1. Ports
  2. Port 2666

What This Port Is

Port 2666 sits in the registered port range (1024–49151) and is formally assigned by IANA to Extensis — a company that makes font management software for creative teams.1

That's essentially the full extent of the official record. The IANA entry lists the service name as extensis, the contact as Milton Sagen, and nothing else. No RFC. No description. Just a name and a number.

What Extensis Does

Extensis makes tools like Universal Type Server, which lets creative teams share fonts across an organization without everyone manually managing font files. Design agencies and marketing departments use it so InDesign doesn't complain about missing fonts on the third Tuesday of every month.

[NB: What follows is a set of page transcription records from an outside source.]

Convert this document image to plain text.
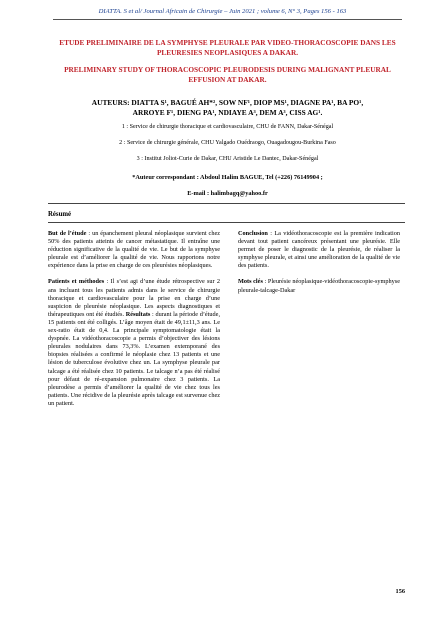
DIATTA. S et al/ Journal Africain de Chirurgie – Juin 2021 ; volume 6, N° 3, Pages 156 - 163

ETUDE PRELIMINAIRE DE LA SYMPHYSE PLEURALE PAR VIDEO-THORACOSCOPIE DANS LES PLEURESIES NEOPLASIQUES A DAKAR.

PRELIMINARY STUDY OF THORACOSCOPIC PLEURODESIS DURING MALIGNANT PLEURAL EFFUSION AT DAKAR.

AUTEURS: DIATTA S¹, BAGUÉ AH*², SOW NF¹, DIOP MS¹, DIAGNE PA¹, BA PO¹,
ARROYE F¹, DIENG PA¹, NDIAYE A³, DEM A³, CISS AG¹.
1 : Service de chirurgie thoracique et cardiovasculaire, CHU de FANN, Dakar-Sénégal
2 : Service de chirurgie générale, CHU Yalgado Ouédraogo, Ouagadougou-Burkina Faso
3 : Institut Joliot-Curie de Dakar, CHU Aristide Le Dantec, Dakar-Sénégal
*Auteur correspondant : Abdoul Halim BAGUE, Tel (+226) 76149904 ;
E-mail : halimbagq@yahoo.fr
Résumé

But de l’étude : un épanchement pleural néoplasique survient chez 50% des patients atteints de cancer métastatique. Il entraîne une réduction significative de la qualité de vie. Le but de la symphyse pleurale est d’améliorer la qualité de vie. Nous rapportons notre expérience dans la prise en charge de ces pleurésies néoplasiques.

Patients et méthodes : Il s’est agi d’une étude rétrospective sur 2 ans incluant tous les patients admis dans le service de chirurgie thoracique et cardiovasculaire pour la prise en charge d’une suspicion de pleurésie néoplasique. Les aspects diagnostiques et thérapeutiques ont été étudiés. Résultats : durant la période d’étude, 15 patients ont été colligés. L’âge moyen était de 49,1±11,3 ans. Le sex-ratio était de 0,4. La principale symptomatologie était la dyspnée. La vidéothoracoscopie a permis d’objectiver des lésions pleurales nodulaires dans 73,3%. L’examen extemporané des biopsies réalisées a confirmé le néoplasie chez 13 patients et une lésion de tuberculose évolutive chez un. La symphyse pleurale par talcage a été réalisée chez 10 patients. Le talcage n’a pas été réalisé pour défaut de ré-expansion pulmonaire chez 3 patients. La pleurodèse a permis d’améliorer la qualité de vie chez tous les patients. Une récidive de la pleurésie après talcage est survenue chez un patient.

Conclusion : La vidéothoracoscopie est la première indication devant tout patient cancéreux présentant une pleurésie. Elle permet de poser le diagnostic de la pleurésie, de réaliser la symphyse pleurale, et ainsi une amélioration de la qualité de vie des patients.

Mots clés : Pleurésie néoplasique-vidéothoracoscopie-symphyse pleurale-talcage-Dakar

156
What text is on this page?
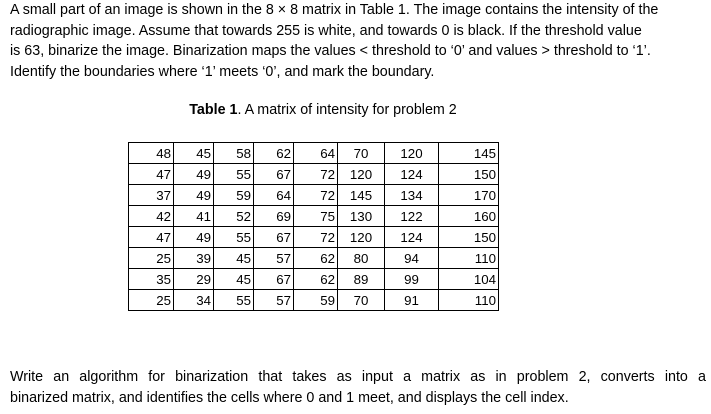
A small part of an image is shown in the 8 × 8 matrix in Table 1. The image contains the intensity of the
radiographic image. Assume that towards 255 is white, and towards 0 is black. If the threshold value
is 63, binarize the image. Binarization maps the values < threshold to ‘0’ and values > threshold to ‘1’.
Identify the boundaries where ‘1’ meets ‘0’, and mark the boundary.
Table 1. A matrix of intensity for problem 2
48	45	58	62	64	70	120	145
47	49	55	67	72	120	124	150
37	49	59	64	72	145	134	170
42	41	52	69	75	130	122	160
47	49	55	67	72	120	124	150
25	39	45	57	62	80	94	110
35	29	45	67	62	89	99	104
25	34	55	57	59	70	91	110
Write an algorithm for binarization that takes as input a matrix as in problem 2, converts into a
binarized matrix, and identifies the cells where 0 and 1 meet, and displays the cell index.
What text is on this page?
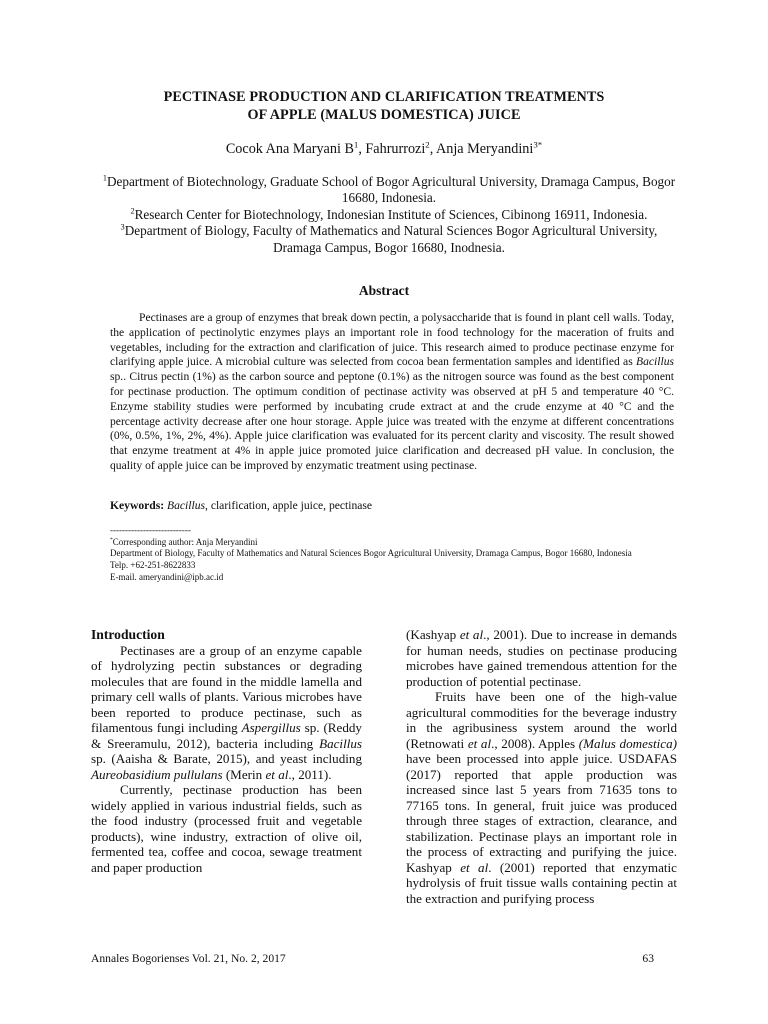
PECTINASE PRODUCTION AND CLARIFICATION TREATMENTS
OF APPLE (MALUS DOMESTICA) JUICE
Cocok Ana Maryani $B^1$, Fahrurrozi$^2$, Anja Meryandini$^{3*}$
$^1$Department of Biotechnology, Graduate School of Bogor Agricultural University, Dramaga Campus, Bogor 16680, Indonesia.
$^2$Research Center for Biotechnology, Indonesian Institute of Sciences, Cibinong 16911, Indonesia.
$^3$Department of Biology, Faculty of Mathematics and Natural Sciences Bogor Agricultural University, Dramaga Campus, Bogor 16680, Inodnesia.
Abstract

Pectinases are a group of enzymes that break down pectin, a polysaccharide that is found in plant cell walls. Today, the application of pectinolytic enzymes plays an important role in food technology for the maceration of fruits and vegetables, including for the extraction and clarification of juice. This research aimed to produce pectinase enzyme for clarifying apple juice. A microbial culture was selected from cocoa bean fermentation samples and identified as Bacillus sp.. Citrus pectin (1%) as the carbon source and peptone (0.1%) as the nitrogen source was found as the best component for pectinase production. The optimum condition of pectinase activity was observed at pH 5 and temperature 40 °C. Enzyme stability studies were performed by incubating crude extract at and the crude enzyme at 40 °C and the percentage activity decrease after one hour storage. Apple juice was treated with the enzyme at different concentrations (0%, 0.5%, 1%, 2%, 4%). Apple juice clarification was evaluated for its percent clarity and viscosity. The result showed that enzyme treatment at 4% in apple juice promoted juice clarification and decreased pH value. In conclusion, the quality of apple juice can be improved by enzymatic treatment using pectinase.

Keywords: Bacillus, clarification, apple juice, pectinase

---------------------------
*Corresponding author: Anja Meryandini
Department of Biology, Faculty of Mathematics and Natural Sciences Bogor Agricultural University, Dramaga Campus, Bogor 16680, Indonesia
Telp. +62-251-8622833
E-mail. ameryandini@ipb.ac.id

Introduction

Pectinases are a group of an enzyme capable of hydrolyzing pectin substances or degrading molecules that are found in the middle lamella and primary cell walls of plants. Various microbes have been reported to produce pectinase, such as filamentous fungi including Aspergillus sp. (Reddy & Sreeramulu, 2012), bacteria including Bacillus sp. (Aaisha & Barate, 2015), and yeast including Aureobasidium pullulans (Merin et al., 2011).

Currently, pectinase production has been widely applied in various industrial fields, such as the food industry (processed fruit and vegetable products), wine industry, extraction of olive oil, fermented tea, coffee and cocoa, sewage treatment and paper production

(Kashyap et al., 2001). Due to increase in demands for human needs, studies on pectinase producing microbes have gained tremendous attention for the production of potential pectinase.

Fruits have been one of the high-value agricultural commodities for the beverage industry in the agribusiness system around the world (Retnowati et al., 2008). Apples (Malus domestica) have been processed into apple juice. USDAFAS (2017) reported that apple production was increased since last 5 years from 71635 tons to 77165 tons. In general, fruit juice was produced through three stages of extraction, clearance, and stabilization. Pectinase plays an important role in the process of extracting and purifying the juice. Kashyap et al. (2001) reported that enzymatic hydrolysis of fruit tissue walls containing pectin at the extraction and purifying process

Annales Bogorienses Vol. 21, No. 2, 2017	63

Port 2666 is almost certainly how the Extensis server component talks to client machines — the local listener waiting for font activation requests. But there's no public documentation confirming this, which is itself telling. It's the kind of internal protocol that works fine until you need to configure a firewall, at which point you're hunting through support forums.

The Registered Port Range

The registered range (1024–49151) is where the port space gets interesting and a little chaotic. IANA assigns these ports on application from anyone willing to fill out the paperwork. There's no requirement that the protocol be documented publicly, that the software be widely used, or even that the company still exist.

The result is thousands of entries like port 2666: technically claimed, sparse on detail, and invisible unless you happen to be running that specific software. They're not dangerous by default — just quiet.

Is Something Running on This Port?

If port 2666 shows up on a machine that doesn't run Extensis software, that's worth investigating. Run a quick check:

Linux / macOS:

sudo ss -tlnp | grep 2666
# or
sudo lsof -i :2666

Windows:

netstat -aon | findstr :2666

The output will tell you which process ID owns the port. Cross-reference that PID with Task Manager (Windows) or ps aux (Linux/macOS) to see what's actually listening.

Why Unassigned-Looking Ports Matter

The gap between "registered" and "documented" is real. Port 2666 is registered, not unassigned — but if you looked it up in most databases, you'd see almost nothing. This gap is where confusion lives: security teams see an open port, can't identify it, and have to dig.

The system works better when registrations come with descriptions. Port 2666 is a small example of what happens when they don't.